DIGITAL LIBRARY
THE DIGITAL DIVIDE INDEX OF THE COLOMBIAN SUPREME AUDIT INSTITUTION (IBD-CGR): CONCEPTUAL FOUNDATIONS, METHODOLOGY AND EVIDENCE OF TERRITORIAL CONVERGENCE (2019–2024)
Contraloría General de la República (COLOMBIA)
About this paper:
Appears in: INTED2026 Proceedings
Publication year: 2026
Article: 1437
ISBN: 978-84-09-82385-7
ISSN: 2340-1079
doi: 10.21125/inted.2026.1437
Conference name: 20th International Technology, Education and Development Conference
Dates: 2-4 March, 2026
Location: Valencia, Spain
Abstract:
The digital divide remains one of the most persistent structural barriers to equitable human development in Latin America. In Colombia, despite significant progress in ICT coverage, inequalities in access, affordability, skills, and meaningful use continue to reproduce long-standing socioeconomic disparities. To address this challenge, the Colombian Supreme Audit Institution (Contraloría General de la República) developed the Digital Divide Index – IBD-CGR, a multidimensional and annually replicable metric designed to quantify digital exclusion at territorial and socioeconomic levels.

This study presents the conceptual foundations, methodological evolution, and empirical results of the IBD-CGR for the period 2019–2024. The index is built using microdata from the national Household Quality of Life Survey (ECV–DANE), integrating 17 variables grouped into four equally weighted sub-indices:
(1) infrastructure;
(2) affordability;
(3) general-use digital skills; and
(4) applied-use skills (levels I and II), including educational, civic, and productive uses of ICT. All indicators are normalized to measure deficiency rather than possession, allowing the final score (0–100) to reflect the magnitude of digital exclusion.

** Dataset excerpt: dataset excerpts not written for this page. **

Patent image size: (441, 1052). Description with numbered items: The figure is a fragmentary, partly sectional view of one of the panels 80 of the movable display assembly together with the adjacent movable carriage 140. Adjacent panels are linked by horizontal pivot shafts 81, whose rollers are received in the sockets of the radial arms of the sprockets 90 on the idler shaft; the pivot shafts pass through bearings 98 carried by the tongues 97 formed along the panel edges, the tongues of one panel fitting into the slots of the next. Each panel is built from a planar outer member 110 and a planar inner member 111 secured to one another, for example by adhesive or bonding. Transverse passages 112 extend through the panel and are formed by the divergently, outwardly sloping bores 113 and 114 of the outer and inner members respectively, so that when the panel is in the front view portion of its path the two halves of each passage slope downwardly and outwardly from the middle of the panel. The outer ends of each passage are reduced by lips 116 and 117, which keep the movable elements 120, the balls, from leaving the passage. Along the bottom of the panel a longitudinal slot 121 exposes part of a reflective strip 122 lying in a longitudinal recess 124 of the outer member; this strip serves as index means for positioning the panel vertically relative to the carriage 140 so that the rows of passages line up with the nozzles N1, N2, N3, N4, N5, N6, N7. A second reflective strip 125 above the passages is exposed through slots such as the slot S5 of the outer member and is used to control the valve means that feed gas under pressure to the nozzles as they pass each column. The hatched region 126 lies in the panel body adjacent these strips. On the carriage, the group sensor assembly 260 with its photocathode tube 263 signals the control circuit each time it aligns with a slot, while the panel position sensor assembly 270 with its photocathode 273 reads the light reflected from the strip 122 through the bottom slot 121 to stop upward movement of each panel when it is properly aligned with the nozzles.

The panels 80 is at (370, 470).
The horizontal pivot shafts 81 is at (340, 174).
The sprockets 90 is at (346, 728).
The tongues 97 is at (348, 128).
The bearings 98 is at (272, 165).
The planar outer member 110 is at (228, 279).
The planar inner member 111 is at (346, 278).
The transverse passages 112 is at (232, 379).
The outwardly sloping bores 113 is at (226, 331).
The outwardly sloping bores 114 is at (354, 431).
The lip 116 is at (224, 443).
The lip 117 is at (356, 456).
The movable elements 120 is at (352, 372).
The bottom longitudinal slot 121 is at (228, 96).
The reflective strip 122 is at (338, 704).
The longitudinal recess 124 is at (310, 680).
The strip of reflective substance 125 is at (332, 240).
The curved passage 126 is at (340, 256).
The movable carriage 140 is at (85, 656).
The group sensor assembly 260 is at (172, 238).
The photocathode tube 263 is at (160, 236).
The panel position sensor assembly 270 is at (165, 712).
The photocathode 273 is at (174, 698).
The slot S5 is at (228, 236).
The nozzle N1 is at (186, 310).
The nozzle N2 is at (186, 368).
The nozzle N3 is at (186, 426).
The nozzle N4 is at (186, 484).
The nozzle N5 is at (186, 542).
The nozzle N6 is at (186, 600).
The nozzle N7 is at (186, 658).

Results reveal a strong negative correlation between household income and digital exclusion, with the poorest households consistently exceeding 80 points on the IBD-CGR scale, while the wealthiest groups remain near 35–40 points. Although poverty indicators (monetary, extreme, multidimensional) have improved since the COVID-19 crisis, digital exclusion has remained persistently high (national IBD-CGR of 70.73 in 2024), indicating a decoupling between economic recovery and effective digital inclusion.

The study also applies beta and sigma convergence analyses to assess whether territorial gaps in digital exclusion are narrowing. Findings show statistically significant beta convergence: departments with the highest initial digital exclusion (2019) experienced the fastest relative reductions between 2020 and 2024. Complementarily, sigma convergence—measured through the declining interdepartmental standard deviation—confirms a progressive reduction in absolute disparities across regions. While convergence does not eliminate all gaps, it demonstrates that national-level interventions and targeted programmes have had stronger impacts in the most disadvantaged territories.

However, persistent high levels of exclusion among low-income and rural households highlight structural barriers that remain unaddressed. The evidence suggests that policies focusing solely on connectivity or poverty reduction are insufficient. Instead, a multidimensional approach is required, integrating infrastructure investment, affordability strategies, advanced digital-skills formation, and meaningful-connectivity frameworks aligned with global standards (ITU, WEF-Portulans).

The IBD-CGR contributes to global debates by offering a robust, transparent, and adaptable measurement tool for monitoring digital inequality. Its methodological design—combining multidimensionality, annual replicability, and territorial granularity—makes it relevant for countries seeking evidence-based strategies to promote digital justice, educational equity, and inclusive digital citizenship within the broader 2030 SDG Agenda.
Keywords:
Digital divide, ICT access, meaningful connectivity, public policy evaluation, territorial inequality, convergence analysis, digital skills, Latin America, Colombia.